3 weeks ago was my first night out, it was scary and exciting. I had went to local gay bar to watch the drag shows. My wife had actually helped me with my makeup (which wasnt very
good). I recieved alot of advise on my first time out and really made improvements on the following weekend. Jeans/Blouse sandals and makeup, enough to be good but no paint spraying
involved. As each outing came and went my courage and self esteem have grown by leaps and bounds. Last night after leaving bar at 3:30am i was hungry and decided to goto McDonalds
on the way home.
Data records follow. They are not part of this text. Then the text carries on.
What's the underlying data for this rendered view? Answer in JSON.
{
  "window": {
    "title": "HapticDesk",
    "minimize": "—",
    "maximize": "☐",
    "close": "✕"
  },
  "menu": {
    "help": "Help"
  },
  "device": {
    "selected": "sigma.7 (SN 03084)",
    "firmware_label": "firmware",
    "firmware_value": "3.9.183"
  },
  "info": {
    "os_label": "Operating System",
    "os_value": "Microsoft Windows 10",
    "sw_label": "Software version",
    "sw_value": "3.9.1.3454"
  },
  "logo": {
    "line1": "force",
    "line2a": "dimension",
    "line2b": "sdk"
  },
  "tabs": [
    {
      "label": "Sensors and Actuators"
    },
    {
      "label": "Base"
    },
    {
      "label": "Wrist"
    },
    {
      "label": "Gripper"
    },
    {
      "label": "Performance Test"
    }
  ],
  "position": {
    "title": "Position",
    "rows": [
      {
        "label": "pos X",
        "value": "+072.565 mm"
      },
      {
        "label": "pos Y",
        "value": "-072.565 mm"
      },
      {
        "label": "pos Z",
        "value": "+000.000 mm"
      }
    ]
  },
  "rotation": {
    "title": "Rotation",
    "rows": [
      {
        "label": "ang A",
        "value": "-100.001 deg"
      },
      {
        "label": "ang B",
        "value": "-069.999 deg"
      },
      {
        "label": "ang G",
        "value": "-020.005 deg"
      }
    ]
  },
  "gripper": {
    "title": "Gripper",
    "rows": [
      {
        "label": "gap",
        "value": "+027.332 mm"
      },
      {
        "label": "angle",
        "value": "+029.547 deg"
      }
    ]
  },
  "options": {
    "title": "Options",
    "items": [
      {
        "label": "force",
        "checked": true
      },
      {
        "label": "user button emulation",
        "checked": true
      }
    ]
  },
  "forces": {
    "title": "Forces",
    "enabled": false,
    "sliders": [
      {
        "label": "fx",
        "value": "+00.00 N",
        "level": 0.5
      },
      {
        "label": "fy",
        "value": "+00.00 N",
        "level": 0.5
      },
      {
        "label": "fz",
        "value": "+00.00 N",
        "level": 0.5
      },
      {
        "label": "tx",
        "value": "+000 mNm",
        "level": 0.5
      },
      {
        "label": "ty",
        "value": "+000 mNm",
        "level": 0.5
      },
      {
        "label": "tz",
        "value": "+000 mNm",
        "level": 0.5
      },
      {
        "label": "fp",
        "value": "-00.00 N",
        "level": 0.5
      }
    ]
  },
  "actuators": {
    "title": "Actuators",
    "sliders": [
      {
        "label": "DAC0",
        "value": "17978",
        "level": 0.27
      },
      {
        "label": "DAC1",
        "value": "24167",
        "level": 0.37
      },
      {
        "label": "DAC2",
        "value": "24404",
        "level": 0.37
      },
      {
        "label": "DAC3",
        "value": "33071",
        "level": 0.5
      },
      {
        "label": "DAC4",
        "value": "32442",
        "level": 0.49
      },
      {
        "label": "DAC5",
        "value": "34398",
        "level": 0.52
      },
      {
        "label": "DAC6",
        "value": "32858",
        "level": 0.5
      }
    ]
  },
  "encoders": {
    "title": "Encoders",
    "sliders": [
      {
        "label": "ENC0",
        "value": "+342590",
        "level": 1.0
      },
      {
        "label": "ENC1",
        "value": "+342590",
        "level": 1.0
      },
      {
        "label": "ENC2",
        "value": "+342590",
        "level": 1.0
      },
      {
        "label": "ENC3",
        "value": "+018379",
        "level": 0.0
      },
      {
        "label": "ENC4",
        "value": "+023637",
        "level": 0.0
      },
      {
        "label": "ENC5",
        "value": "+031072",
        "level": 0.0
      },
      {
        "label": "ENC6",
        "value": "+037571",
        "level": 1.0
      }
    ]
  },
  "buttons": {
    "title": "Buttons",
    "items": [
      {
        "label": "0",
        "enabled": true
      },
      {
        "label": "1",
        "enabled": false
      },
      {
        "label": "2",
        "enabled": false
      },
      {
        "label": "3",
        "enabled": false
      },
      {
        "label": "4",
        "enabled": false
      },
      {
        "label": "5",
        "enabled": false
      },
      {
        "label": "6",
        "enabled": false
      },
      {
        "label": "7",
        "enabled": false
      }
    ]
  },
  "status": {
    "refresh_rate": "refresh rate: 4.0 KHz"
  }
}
I was feeling so good i thought "Why not" and went inside to place my order and eat there. My wife was with me and asked "you want me to order?", to which i replied
"No lets do this". At the register the "young teenage girl" said "Hello Ladies, can i take your order". I ordered my food and hers and didnt bat an eye. I know have this strange elation where
I just want to call EVERYONE, my mother, father, sister, brother, employees,ect... and let them know. Though i can say this would be a bad choice for me as i am not ready and i know my
wife sure isn't. But this feeling of well being, feels as if i am untouchable and the brick wall around my soul has finally colasped. I know it was just 3 trips to a gay bar and one visit to
Mcdonalds at 3:30am. Has anyone else gone through these feelings before i know i cant be the only one. I would like to know how others reacted or handled this.
PS funny thing happened i was paying my capital one credit card bill online and clicked on ADD athorized User and i type In Jessica ***$*$* with my SSN,Address,Ect... and got sent a card
for Jessica.....They needed no verification or anything thought that was kinda funny.